Philosophers, since Plato have contended that the moral bonds connecting people to their communities can qualify the right to leave. The moment individuals feel the bonds have become so weak to sustain their community memberships they always have a legitimate exit option. According to Plato, a community is any form of institution ranging from family all the way to the State. Membership to these institutions is largely an act of actual and express consent. The notion of consent is sine qua non to the secession theory.  On the other hand, some scholars argue that membership communicates intention to behave in a certain manner and indicates awareness some type obligations. 

During US civil war battles, the Secessionists were resisted by Unionists politicians on the argument that consent posed legal and moral obstacles to Southern secession. Abraham Lincoln asserted that since Southerners had consented by participating in the national election of 1860, South should accept the political outcome even though the results disappointed many Confederates. For him consent was expressed in the involvement of collective exercise of decision on which way forward for the leadership of United States and therefore political exit was immoral as it betrayed bad faith and untrustworthiness.  

Today, President Abraham Lincoln would scold secessionists here at home that they were acting immoral by consenting to national elections as a neutral arbiter on how to build a more perfect union, called Kenya, and expecting their Opponents compliance when it serves their causes but then withdrawing the moment political tide turns against their interests.

In his writings, Harry Beran argues radically that people should not remain subjects to a political power to which they no longer consent. He is of the opinion that pursuit for freedom and self determination are sufficient reasons for separation. However, in Crito & Apology, we also read contradicting radically position by Plato’s teacher Socrates who remained in Athens and forfeited his life. In the two books, Plato writes that Socrates accepted the obviously unjust punishment, even though he was a very intelligent man and had the option of surviving in exile. 

Consequently, we must ask, why did Socrates not escape to exile, a form of political exit similar to secession? 

There are many responses to this question as there are different interpretations. Some have argued that Socrates chose death as an act of bravery with a sense of dismissal for the people who condemned him to execution. This helped to immortalize his teachings as escape from Athens would have turned him into a criminal on the run.

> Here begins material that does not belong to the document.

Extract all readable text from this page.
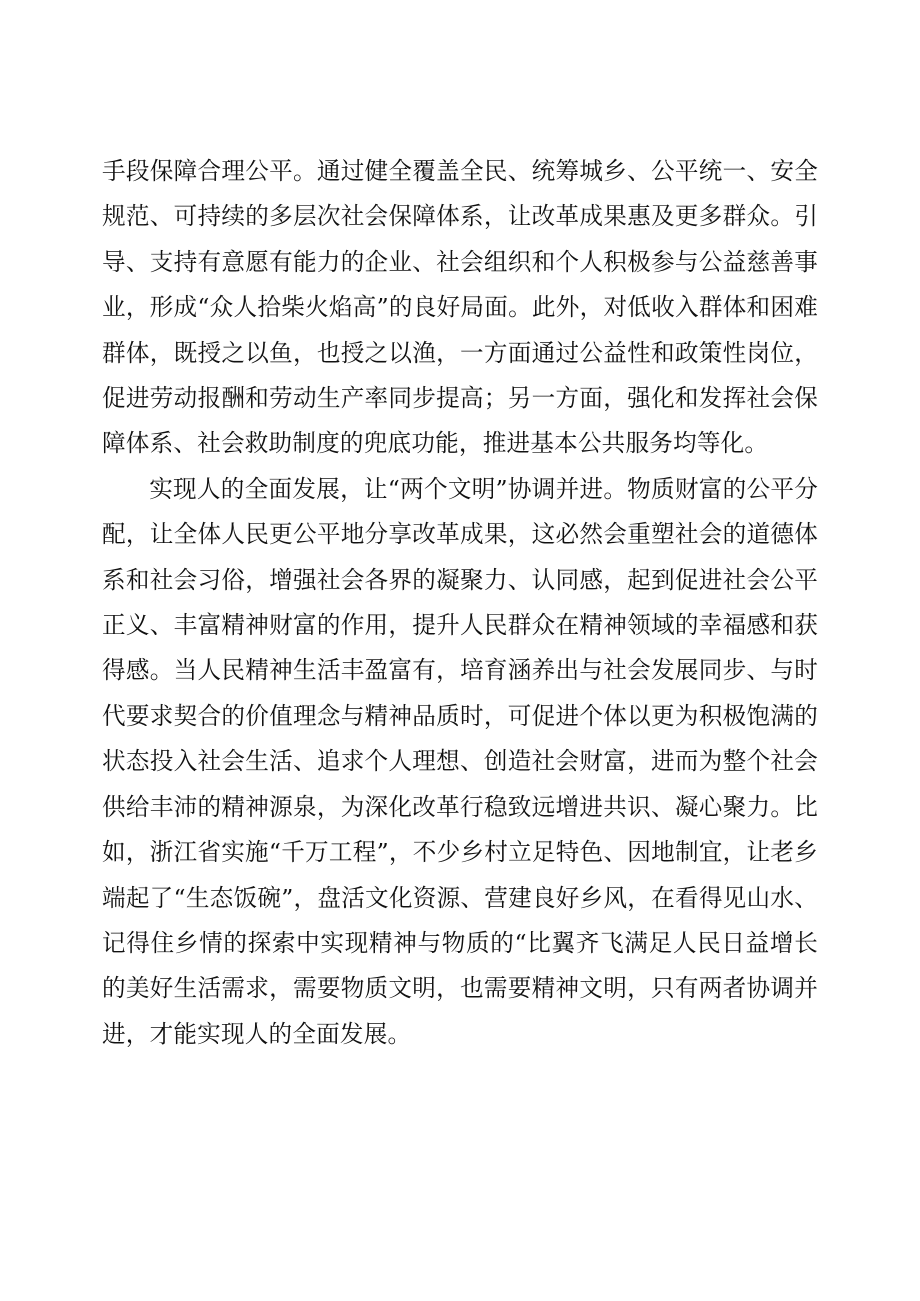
手段保障合理公平。通过健全覆盖全民、统筹城乡、公平统一、安全规范、可持续的多层次社会保障体系，让改革成果惠及更多群众。引导、支持有意愿有能力的企业、社会组织和个人积极参与公益慈善事业，形成“众人拾柴火焰高”的良好局面。此外，对低收入群体和困难群体，既授之以鱼，也授之以渔，一方面通过公益性和政策性岗位，促进劳动报酬和劳动生产率同步提高；另一方面，强化和发挥社会保障体系、社会救助制度的兜底功能，推进基本公共服务均等化。

实现人的全面发展，让“两个文明”协调并进。物质财富的公平分配，让全体人民更公平地分享改革成果，这必然会重塑社会的道德体系和社会习俗，增强社会各界的凝聚力、认同感，起到促进社会公平正义、丰富精神财富的作用，提升人民群众在精神领域的幸福感和获得感。当人民精神生活丰盈富有，培育涵养出与社会发展同步、与时代要求契合的价值理念与精神品质时，可促进个体以更为积极饱满的状态投入社会生活、追求个人理想、创造社会财富，进而为整个社会供给丰沛的精神源泉，为深化改革行稳致远增进共识、凝心聚力。比如，浙江省实施“千万工程”，不少乡村立足特色、因地制宜，让老乡端起了“生态饭碗”，盘活文化资源、营建良好乡风，在看得见山水、记得住乡情的探索中实现精神与物质的“比翼齐飞满足人民日益增长的美好生活需求，需要物质文明，也需要精神文明，只有两者协调并进，才能实现人的全面发展。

Some have argued that Socrates agreed to be executed as a display of reverence for the rule of law in his Athenian democracy. Respect for the rule of law is a virtue that is usually exalted and championed in healthy democracies. It would follow that ultimate submission to this virtue is to submit to the law even at risk submitting to death.

In my opinion, Socrates felt that Athenian State had previously served him well, afforded him public goods such as infrastructure, protection and civil order necessary for his life and trade. Socrates believed that he owed Athenian State a moral obligation to abide by its laws in bad and good times. It would have been immoral for Socrates to break the laws of Athens to which he had pledged obedience. In essence, Socrates did not want to adulterate the State that he so loved, during inconvenient times.  In other words, an individual pledge of allegiance to the State forces on them political obligations. It is immoral for one to abandon their family at times of difficulties. As a child, the family affords you necessities for survival and flourishing until you are grown up. Similarly, the State also provides us with at minimum security a necessary condition for survival and flourishing. Therefore, just as it is immoral to abandon your family in challenging times, it is also immoral to depart your State in time of difficulties. 

In conclusion, we must all agree that Socrates’ genre of moral obligation challenge legitimacy of secession even as form of political exit.